<< recipes

Three chocolate mousse cake

To change from Yule logs to a rolled cake, I propose a decadent three chocolate log. This recipe has been on the site for over 10 years and is a real success. It is easy to make, it just requires a little time! I used a log mold (a gutter) measuring 30x8 cm. You will notice that there is no gelatin in this recipe, it is normal and the log holds up well. If you prefer to use gelatin, you will need to take 50 g of cream for each mousse and melt 1 sheet of gelatin in it, then add it to the melted chocolate. But it is not necessary! I am just giving you the information because I get a lot of questions about it.

Chocolate Public
Course: Dessert
Preparation time: 60 minutes
Cooking time: 70 minutes
Energy: 435 kcal / serving

Instructions

  • 1.   For the cake (soft option):
  • 2.   1. Mix the egg yolk with 10 g of sugar. Whisk the egg white until stiff and add the remaining 20 g of sugar to make a meringue. Gently fold the egg white into the egg yolk. Then add the sifted flour.
  • 3.   2. Spread this mixture on a baking sheet lined with parchment paper, on a surface of about 30 by 10 cm. Spread it out with a spatula or an offset spatula.
  • 4.   3. Bake the biscuit for 15 minutes at 150 °C. Let it cool, then cut it to fit the size of your log mold to place it on the 3 mousses.
  • 5.   For the white chocolate mousse:
  • 6.   4. Whip the cold liquid whipping cream with an electric whisk until it forms whipped cream (the consistency of whipped cream but without added sugar). Melt the white chocolate in a double boiler over very low heat (white chocolate is delicate, it needs to be melted very slowly). Remove from the double boiler and let it cool (it's even better if it's almost cold, but it should still be soft). Add a spoonful of whipped cream to soften it, then gently fold in the rest using a spatula.
  • 7.   5. Pour the mixture into a log mold (a 30×8 cm gutter) that you have lined with acetate to make it easier to unmold. Place in the freezer to help the mousse set (30 minutes to 1 hour).
  • 8.   For the milk chocolate mousse:
  • 9.   6. Whip the cold liquid whipping cream with an electric whisk until it forms whipped cream (the consistency of whipped cream but without added sugar).
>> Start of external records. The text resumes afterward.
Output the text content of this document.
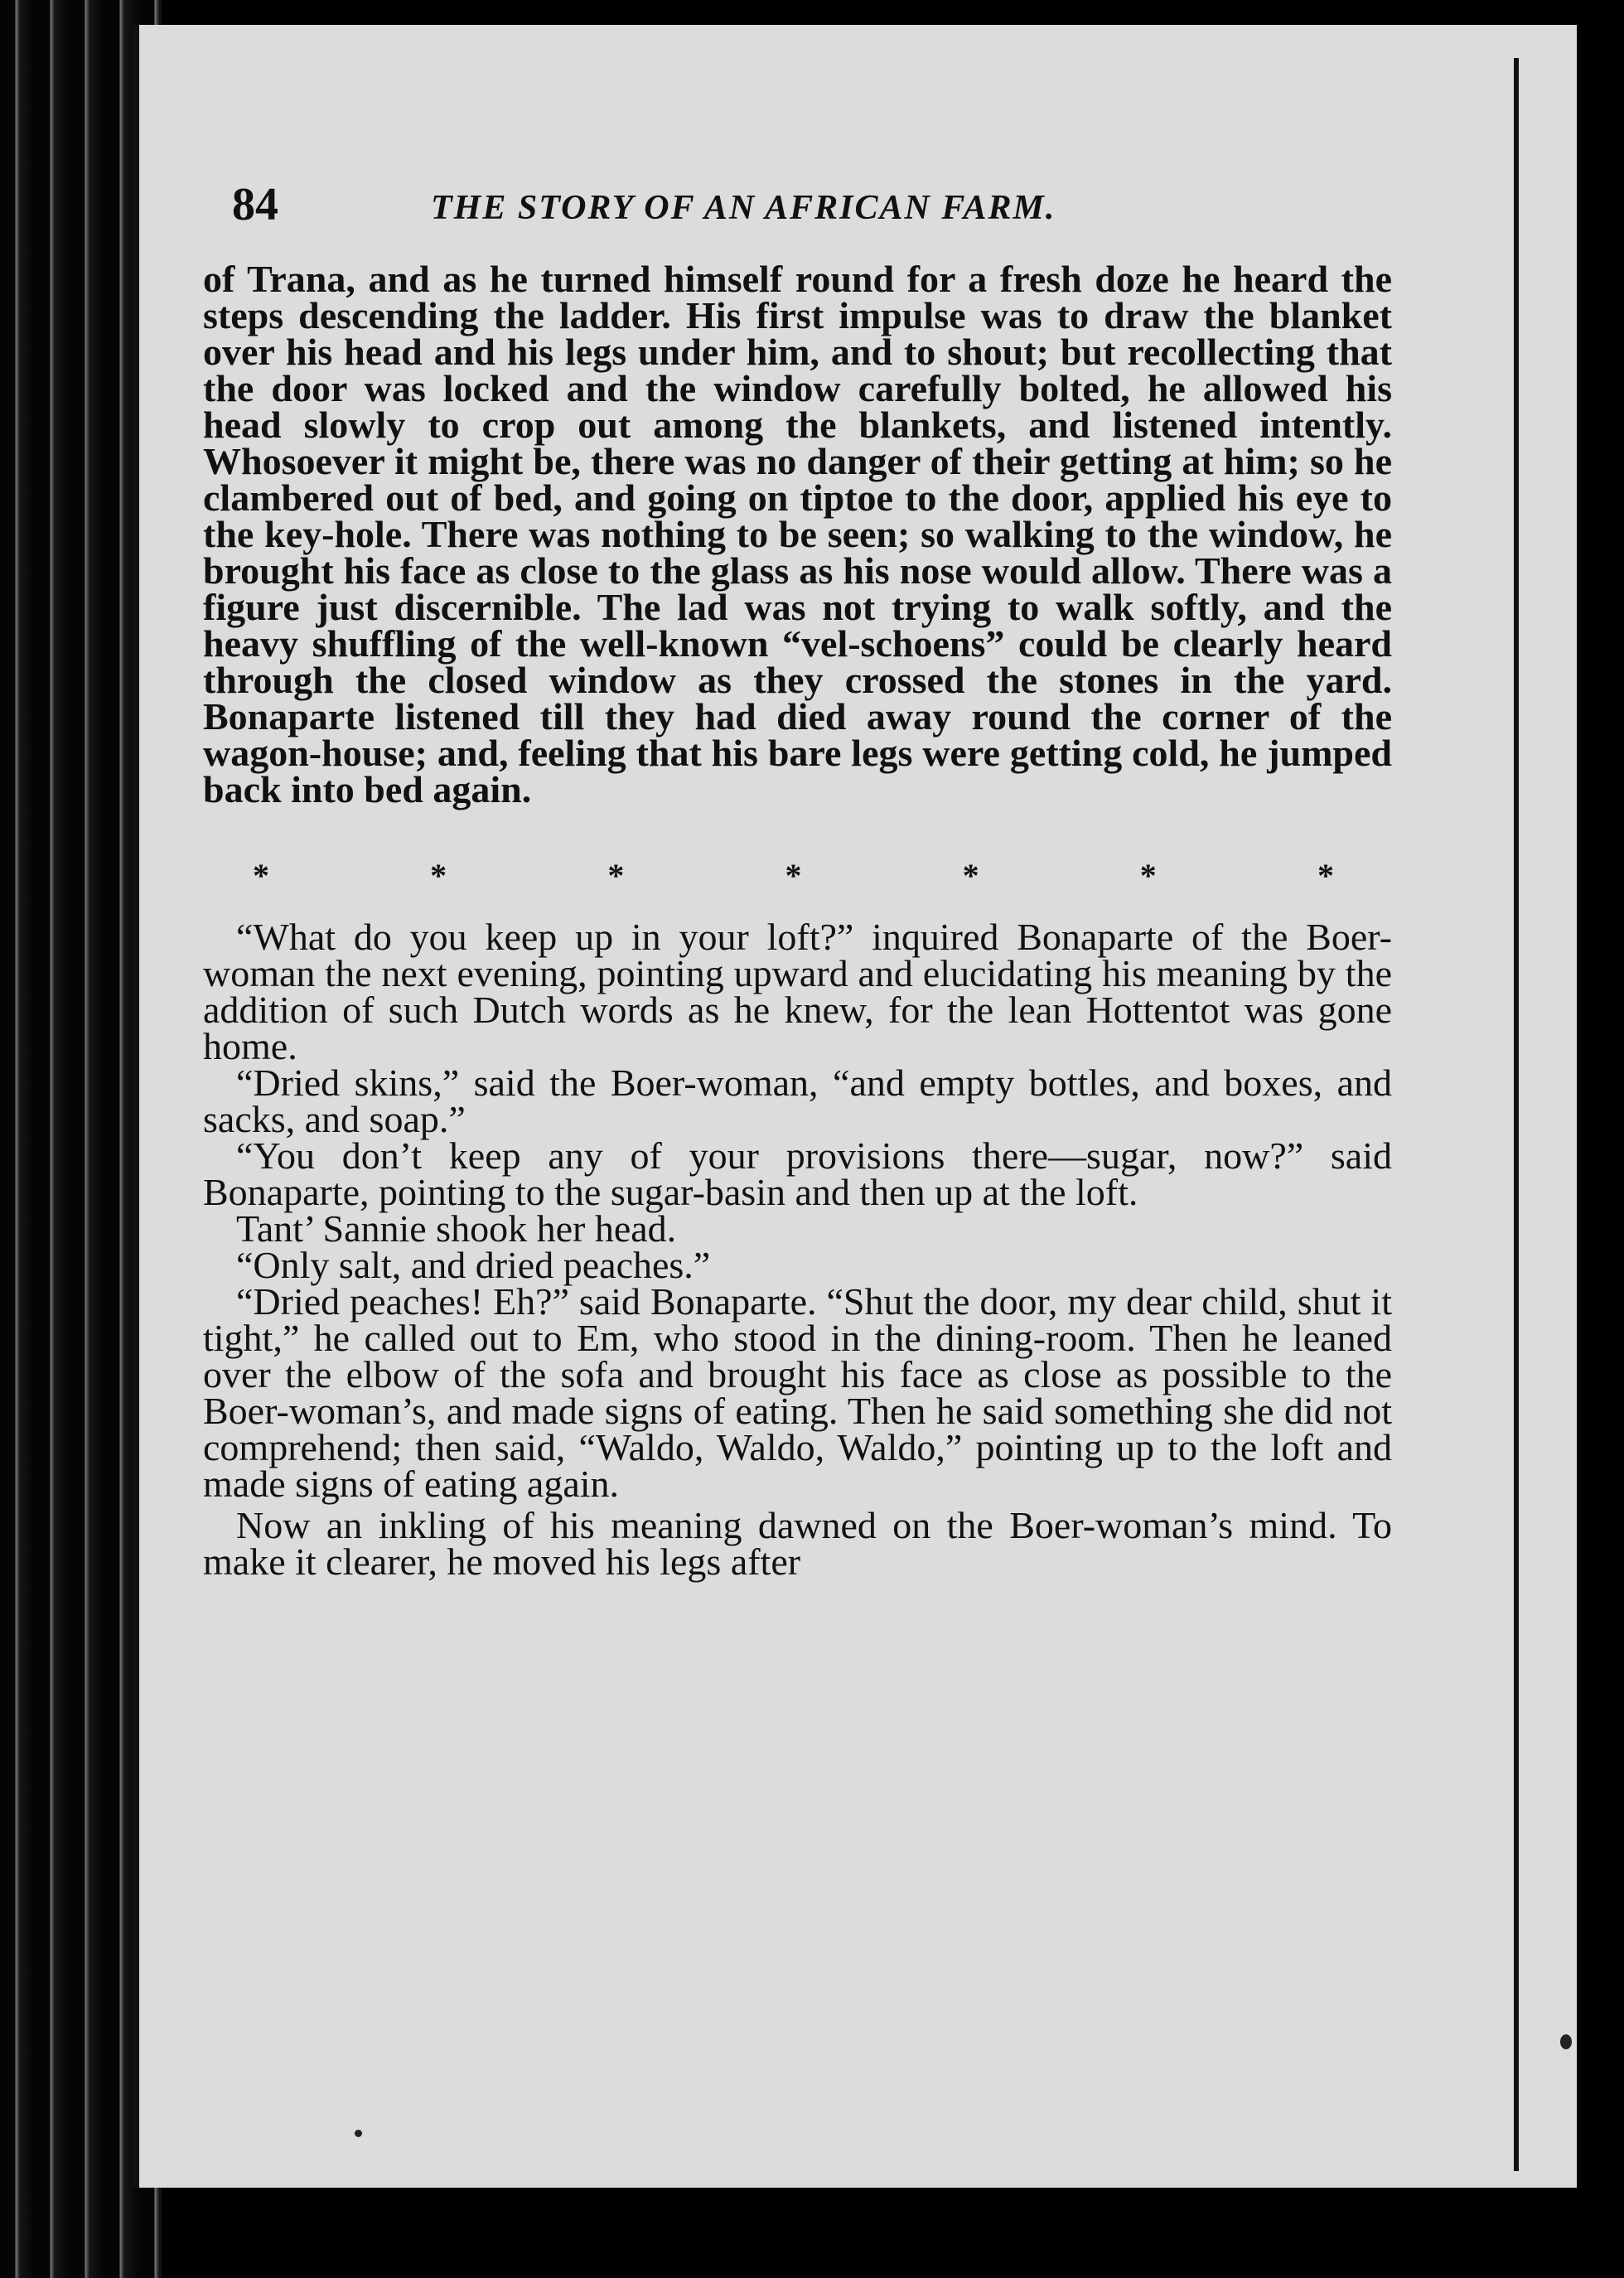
84	THE STORY OF AN AFRICAN FARM.

of Trana, and as he turned himself round for a fresh doze he heard the steps descending the ladder. His first impulse was to draw the blanket over his head and his legs under him, and to shout; but recollecting that the door was locked and the window carefully bolted, he allowed his head slowly to crop out among the blankets, and listened intently. Whosoever it might be, there was no danger of their getting at him; so he clambered out of bed, and going on tiptoe to the door, applied his eye to the key-hole. There was nothing to be seen; so walking to the window, he brought his face as close to the glass as his nose would allow. There was a figure just discernible. The lad was not trying to walk softly, and the heavy shuffling of the well-known “vel-schoens” could be clearly heard through the closed window as they crossed the stones in the yard. Bonaparte listened till they had died away round the corner of the wagon-house; and, feeling that his bare legs were getting cold, he jumped back into bed again.

*	*	*	*	*	*	*

“What do you keep up in your loft?” inquired Bonaparte of the Boer-woman the next evening, pointing upward and elucidating his meaning by the addition of such Dutch words as he knew, for the lean Hottentot was gone home.

“Dried skins,” said the Boer-woman, “and empty bottles, and boxes, and sacks, and soap.”

“You don’t keep any of your provisions there—sugar, now?” said Bonaparte, pointing to the sugar-basin and then up at the loft.

Tant’ Sannie shook her head.

“Only salt, and dried peaches.”

“Dried peaches! Eh?” said Bonaparte. “Shut the door, my dear child, shut it tight,” he called out to Em, who stood in the dining-room. Then he leaned over the elbow of the sofa and brought his face as close as possible to the Boer-woman’s, and made signs of eating. Then he said something she did not comprehend; then said, “Waldo, Waldo, Waldo,” pointing up to the loft and made signs of eating again.

Now an inkling of his meaning dawned on the Boer-woman’s mind. To make it clearer, he moved his legs after
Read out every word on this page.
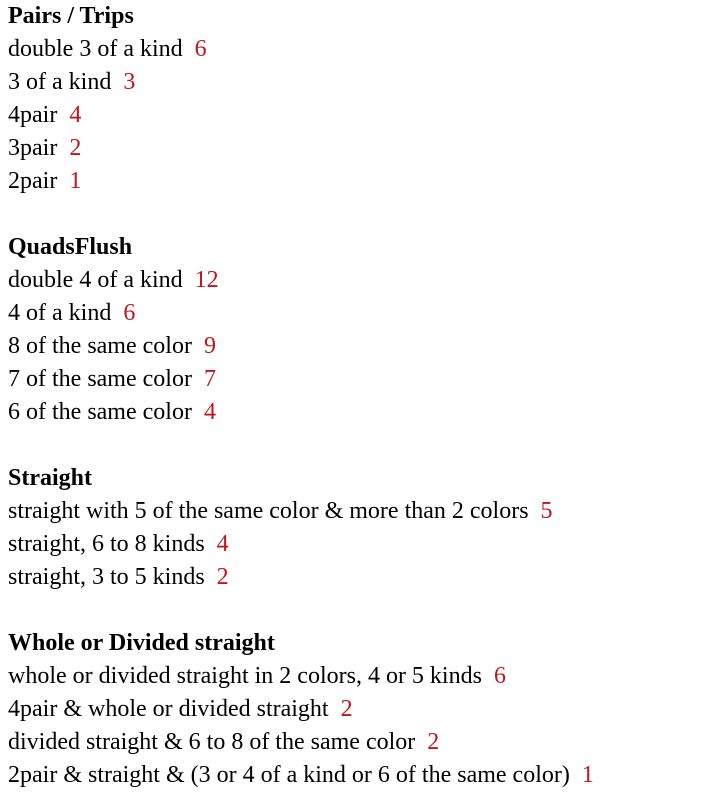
Pairs / Trips
double 3 of a kind 6
3 of a kind 3
4pair 4
3pair 2
2pair 1
QuadsFlush
double 4 of a kind 12
4 of a kind 6
8 of the same color 9
7 of the same color 7
6 of the same color 4
Straight
straight with 5 of the same color & more than 2 colors 5
straight, 6 to 8 kinds 4
straight, 3 to 5 kinds 2
Whole or Divided straight
whole or divided straight in 2 colors, 4 or 5 kinds 6
4pair & whole or divided straight 2
divided straight & 6 to 8 of the same color 2
2pair & straight & (3 or 4 of a kind or 6 of the same color) 1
Melt the milk chocolate in a double boiler. Remove from the double boiler and let it cool (it's even better if it's almost cold, but it should still be soft). Add a spoonful of whipped cream to soften it, then gently fold in the rest using a spatula.
  • 10.   7. Pour the mixture into the log mold, on top of the white chocolate mousse (30 minutes to 1 hour). Return the log to the freezer.
  • 11.   For the dark chocolate mousse:
  • 12.   8. Whip the cold liquid whipping cream with an electric whisk until it forms whipped cream (the consistency of whipped cream but without added sugar). Melt the dark chocolate in a double boiler. Remove from the double boiler and let it cool (it's even better if it's almost cold, but it should still be soft). Add a spoonful of whipped cream to soften it, then gently fold in the rest using a spatula.
  • 13.   9. Pour the mixture into the log mold, on top of the other two mousses. Gently place the biscuit on top and return the log to the freezer for at least 1 hour.
  • 14.   10. Unmold the log onto your serving plate. Remove the acetate and sprinkle the log with grated coconut to create a snow effect. Let it thaw for at least 2 hours in the refrigerator.
  • 15.   Tip: You can freeze this log with its biscuit and keep it in the freezer for a week to get ahead with your preparations! You will need to unmold it (by running the mold under a stream of hot water), place it on the serving plate, and let it thaw in the refrigerator, probably for 4 to 6 hours.

Ingredients for servings

  • Mousse choco blanc :
  • 200 g of heavy cream
  • 100 g of white chocolate
  • Mousse choco lait :
  • 200 g of heavy cream
  • 100 g of chocolate milk
  • Mousse choco noir :
  • 230 g of heavy cream
  • 100 g of dark chocolate
  • Biscuit fond option moelleux :
  • 1 egg
  • 30 g of sugar
  • 20 g of flour
  • Biscuit fond option craquant :
  • 50 g of milk chocolate
  • 50 g of hazelnut spread
  • 40 gavotte pancakes

Rates

  • No reviews

Nutritional information *

  •  
    Per serving
    % RDA
  • Energy value
    435 kcal
    22 %
  • Fat
    31,62 g
    45 %
  • of which saturated
    21,26 g
    106 %
  • Carbohydrates
    28,8 g
    11 %
  • of which sugar
    25,7 g
    29 %
  • Protein
    5,24 g
    10 %
  • Fibers
    2,85 g
    ?
  •   More data
* As an indication, before cooking, RDA of the EU.